Él logró habituarse a esa nueva vida en soledad con la mujer que tanto había amado. Se hizo a las nuevas rutinas, a ordenar la casa, hacer la comida, salir a comprar, a pasear con ella del brazo por los caminos más vacíos, por íntimos, de la ciudad. Ella observaba el mundo como si lo descubriera por primera vez. Miraba la copa de los árboles, el vuelo irregular de los pájaros. Escuchaba el gorgotear del agua en la fuente.

Después volvía con una sonrisa quieta en los labios y se malhumoraba nada más cruzar la puerta de la casa. Ella llevaba más de un lustro con la memoria hecha añicos cuando él empezó a entrar en la antesala de la misma enfermedad. Era consciente de que olvidaba cosas y tenía que esforzarse por reconducir la memoria a los hábitos cotidianos con una disciplina férrea que nadie le había enseñado.

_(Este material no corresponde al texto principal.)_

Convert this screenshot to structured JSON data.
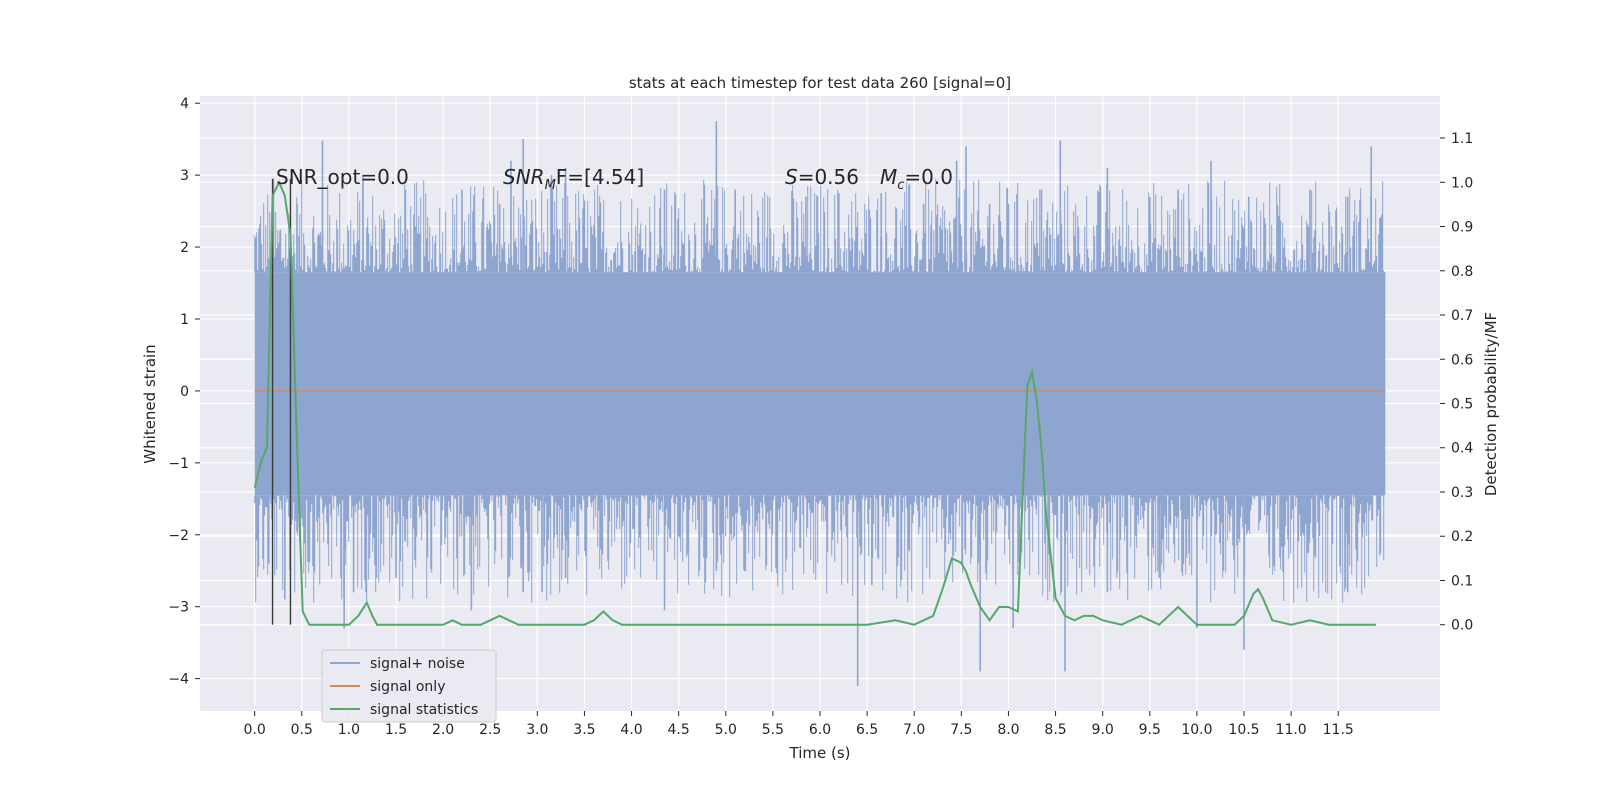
{
  "chart_data": {
    "type": "line",
    "title": "stats at each timestep for test data 260 [signal=0]",
    "xlabel": "Time (s)",
    "ylabel": "Whitened strain",
    "y2label": "Detection probability/MF",
    "xlim": [
      -0.58,
      12.58
    ],
    "ylim": [
      -4.45,
      4.1
    ],
    "y2lim": [
      -0.195,
      1.195
    ],
    "xticks": [
      "0.0",
      "0.5",
      "1.0",
      "1.5",
      "2.0",
      "2.5",
      "3.0",
      "3.5",
      "4.0",
      "4.5",
      "5.0",
      "5.5",
      "6.0",
      "6.5",
      "7.0",
      "7.5",
      "8.0",
      "8.5",
      "9.0",
      "9.5",
      "10.0",
      "10.5",
      "11.0",
      "11.5"
    ],
    "yticks": [
      "4",
      "3",
      "2",
      "1",
      "0",
      "−1",
      "−2",
      "−3",
      "−4"
    ],
    "y2ticks": [
      "1.1",
      "1.0",
      "0.9",
      "0.8",
      "0.7",
      "0.6",
      "0.5",
      "0.4",
      "0.3",
      "0.2",
      "0.1",
      "0.0"
    ],
    "grid": true,
    "legend_position": "lower-left",
    "annotations": {
      "snr_opt": "SNR_opt=0.0",
      "snr_mf_sym": "SNR",
      "snr_mf_sub": "M",
      "snr_mf_rest": "F=[4.54]",
      "s_sym": "S",
      "s_rest": "=0.56",
      "mc_sym": "M",
      "mc_sub": "c",
      "mc_rest": "=0.0"
    },
    "vlines": [
      0.19,
      0.38
    ],
    "vline_range": [
      -3.25,
      2.95
    ],
    "series": [
      {
        "name": "signal+ noise",
        "color": "#8ea5cf",
        "noise_tmin": 0.0,
        "noise_tmax": 12.0,
        "band_upper": 1.65,
        "band_lower": -1.45,
        "spikes_up": [
          [
            0.2,
            2.95
          ],
          [
            0.45,
            2.6
          ],
          [
            0.72,
            3.48
          ],
          [
            1.15,
            3.0
          ],
          [
            1.6,
            2.8
          ],
          [
            2.2,
            2.8
          ],
          [
            2.6,
            2.6
          ],
          [
            2.72,
            3.2
          ],
          [
            2.85,
            3.5
          ],
          [
            3.15,
            3.0
          ],
          [
            3.3,
            3.1
          ],
          [
            4.35,
            2.8
          ],
          [
            4.9,
            3.75
          ],
          [
            5.1,
            2.8
          ],
          [
            5.85,
            2.7
          ],
          [
            6.2,
            2.75
          ],
          [
            6.65,
            2.75
          ],
          [
            7.1,
            2.6
          ],
          [
            7.45,
            3.2
          ],
          [
            7.55,
            3.4
          ],
          [
            7.8,
            2.6
          ],
          [
            8.0,
            2.6
          ],
          [
            8.35,
            2.8
          ],
          [
            8.55,
            3.48
          ],
          [
            9.05,
            3.1
          ],
          [
            9.5,
            2.7
          ],
          [
            9.8,
            2.8
          ],
          [
            10.15,
            3.2
          ],
          [
            10.55,
            2.7
          ],
          [
            11.2,
            2.8
          ],
          [
            11.6,
            2.7
          ],
          [
            11.85,
            3.4
          ]
        ],
        "spikes_down": [
          [
            0.15,
            -2.4
          ],
          [
            0.32,
            -2.9
          ],
          [
            0.95,
            -3.3
          ],
          [
            1.05,
            -2.8
          ],
          [
            1.5,
            -2.6
          ],
          [
            2.3,
            -3.05
          ],
          [
            2.85,
            -2.8
          ],
          [
            3.05,
            -2.8
          ],
          [
            3.3,
            -2.6
          ],
          [
            4.35,
            -3.05
          ],
          [
            4.9,
            -2.5
          ],
          [
            5.2,
            -2.5
          ],
          [
            6.4,
            -4.1
          ],
          [
            6.55,
            -2.7
          ],
          [
            7.7,
            -3.9
          ],
          [
            8.05,
            -3.3
          ],
          [
            8.6,
            -3.9
          ],
          [
            9.05,
            -2.8
          ],
          [
            9.6,
            -2.6
          ],
          [
            10.0,
            -3.3
          ],
          [
            10.5,
            -3.6
          ],
          [
            11.6,
            -2.8
          ]
        ]
      },
      {
        "name": "signal only",
        "color": "#dd8452",
        "x": [
          0.0,
          12.0
        ],
        "y": [
          0.0,
          0.0
        ]
      },
      {
        "name": "signal statistics",
        "color": "#55a868",
        "axis": "right",
        "x": [
          0.0,
          0.07,
          0.13,
          0.19,
          0.26,
          0.32,
          0.38,
          0.45,
          0.51,
          0.58,
          0.64,
          0.7,
          1.0,
          1.1,
          1.19,
          1.25,
          1.3,
          1.4,
          1.6,
          1.8,
          2.0,
          2.1,
          2.2,
          2.4,
          2.5,
          2.6,
          2.7,
          2.8,
          3.0,
          3.5,
          3.6,
          3.7,
          3.8,
          3.9,
          4.0,
          4.5,
          5.0,
          6.0,
          6.5,
          6.8,
          7.0,
          7.2,
          7.3,
          7.4,
          7.5,
          7.55,
          7.6,
          7.7,
          7.8,
          7.9,
          8.0,
          8.1,
          8.2,
          8.25,
          8.3,
          8.35,
          8.4,
          8.5,
          8.6,
          8.7,
          8.8,
          8.9,
          9.0,
          9.2,
          9.4,
          9.6,
          9.8,
          9.9,
          10.0,
          10.2,
          10.4,
          10.5,
          10.6,
          10.65,
          10.7,
          10.8,
          11.0,
          11.2,
          11.4,
          11.5,
          11.9
        ],
        "y": [
          0.31,
          0.37,
          0.4,
          0.97,
          1.0,
          0.97,
          0.88,
          0.4,
          0.03,
          0.0,
          0.0,
          0.0,
          0.0,
          0.02,
          0.05,
          0.02,
          0.0,
          0.0,
          0.0,
          0.0,
          0.0,
          0.01,
          0.0,
          0.0,
          0.01,
          0.02,
          0.01,
          0.0,
          0.0,
          0.0,
          0.01,
          0.03,
          0.01,
          0.0,
          0.0,
          0.0,
          0.0,
          0.0,
          0.0,
          0.01,
          0.0,
          0.02,
          0.08,
          0.15,
          0.14,
          0.12,
          0.09,
          0.04,
          0.01,
          0.04,
          0.04,
          0.03,
          0.54,
          0.57,
          0.51,
          0.4,
          0.25,
          0.06,
          0.02,
          0.01,
          0.02,
          0.02,
          0.01,
          0.0,
          0.02,
          0.0,
          0.04,
          0.02,
          0.0,
          0.0,
          0.0,
          0.02,
          0.07,
          0.08,
          0.06,
          0.01,
          0.0,
          0.01,
          0.0,
          0.0,
          0.0
        ]
      }
    ]
  }
}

Cada día se levantaba con el miedo de no reconocerse en el espejo. Cuando al fin lo lograba, quería esbozar una leve sonrisa de felicidad, pero no le salía. Se miraba los ojos, y sabía que allí adentro todo andaba más desordenado cada mañana. Después aseaba a su mujer y se ponía frente a ella sentados a la mesa para desayunar una leche tibia con poco café.

Las mañanas se hacían ya estrechas y monótonas. Él iba de un cuarto a otro buscando cualquier objeto o cualquier excusa para no quedarse hierático frente a ella, rebobinando el rollo de la memoria como si así avivara los recuerdos.

Un día, mirándola fijamente, como hacía siempre, se apercibió por unos instantes de que no sabía quién era aquella mujer. Fue tal vez solo unos segundos, pero un miedo hondo le anidó en la cabeza, una nube gris en la que la vida de ayer era una pausa, un paso de cebra, un paréntesis en mitad de ninguna parte. La volvió a mirar con la misma ternura de la juventud, con el mismo deseo de cuando la conoció muchos años atrás.

Ahora estaba vieja, arrugada, andaba torpemente, como él, pero la mirada seguía siendo la misma de entonces, aunque ahora él sabía que estaba vacía y, donde antes el amor era poderoso y enigmático, ahora el olvido achicaba los chubascos de una memoria que se resistía a residir en otro tiempo que no entendía ni pretendía descifrar.